PhD (Faculty Award for Excellence), Molecular Virology, 1989, Swiss Institute for Experimental Cancer research and University of Lausanne, Switzerland.
Post-docs and research staff employment in the US, Scotland and France.
Director of Research, Inserm, 2001; Director of Inserm Unit 609, located at the Wellcome Centre for Molecular Parasitology (University of Glasgow, 2011-2009) and Ecole Polytechnique Fédérale de Lausanne 9EPFL, 2009-2011). On secondment from Inserm since October 2011.
Head of the Department of Microbiology since November 2011.

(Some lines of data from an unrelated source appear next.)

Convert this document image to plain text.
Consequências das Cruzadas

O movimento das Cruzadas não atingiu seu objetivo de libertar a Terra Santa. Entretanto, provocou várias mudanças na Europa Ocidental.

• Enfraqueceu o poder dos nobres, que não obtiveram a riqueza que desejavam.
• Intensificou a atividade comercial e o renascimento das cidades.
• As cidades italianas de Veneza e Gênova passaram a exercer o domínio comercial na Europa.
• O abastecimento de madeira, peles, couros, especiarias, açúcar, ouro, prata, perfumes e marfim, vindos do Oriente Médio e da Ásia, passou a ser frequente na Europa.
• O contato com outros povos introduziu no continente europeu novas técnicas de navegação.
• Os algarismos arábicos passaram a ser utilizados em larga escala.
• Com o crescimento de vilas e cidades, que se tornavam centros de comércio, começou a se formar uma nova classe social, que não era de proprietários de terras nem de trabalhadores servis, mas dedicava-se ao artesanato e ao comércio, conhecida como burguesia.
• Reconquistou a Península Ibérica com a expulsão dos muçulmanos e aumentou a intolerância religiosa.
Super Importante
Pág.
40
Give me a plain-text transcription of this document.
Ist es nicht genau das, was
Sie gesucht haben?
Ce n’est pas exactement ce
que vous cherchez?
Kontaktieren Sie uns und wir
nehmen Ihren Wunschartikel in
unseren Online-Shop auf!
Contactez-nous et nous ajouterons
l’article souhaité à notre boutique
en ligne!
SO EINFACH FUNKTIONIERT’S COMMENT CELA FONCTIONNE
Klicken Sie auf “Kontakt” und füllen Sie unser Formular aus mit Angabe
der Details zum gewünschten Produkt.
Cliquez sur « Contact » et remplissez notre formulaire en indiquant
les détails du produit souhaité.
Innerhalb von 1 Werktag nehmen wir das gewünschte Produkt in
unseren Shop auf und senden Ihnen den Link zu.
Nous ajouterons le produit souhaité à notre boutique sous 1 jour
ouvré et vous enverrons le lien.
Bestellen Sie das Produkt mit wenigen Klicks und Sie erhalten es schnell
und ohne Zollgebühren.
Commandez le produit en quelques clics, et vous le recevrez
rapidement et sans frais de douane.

The research programme of our team is aimed at defining the role of protein phosphorylation in the life cycle of the human malaria parasite Plasmodium falciparum. The long term objectives are (i) to elucidate the organisation and function of phosphosignalling pathways controlling proliferation and development of the parasite in the human host, and (ii) to identify protein kinase inhibitors that can represent leads for antimalarial drug discovery. The laboratory has brought internationally recognised contributions to the field of signal transduction, cell cycle control, and kinomics in malaria parasites, and has extensive expertise in protein kinase biochemistry and reverse genetics. We recently identified the complement of protein kinases that are essential for parasite survival in the human blood, as well as kinases from the host red blood cell that are activated by infection with the parasite, and whose activity is required for parasite proliferation. We are now focusing our attention on the cellular function of essential parasite and host erythrocyte kinases. Active collaborations have been established with pharmacology and structural biology laboratories with the purpose of developing drug discovery activities based on inhibition of these essential host and parasite signaling protein kinases.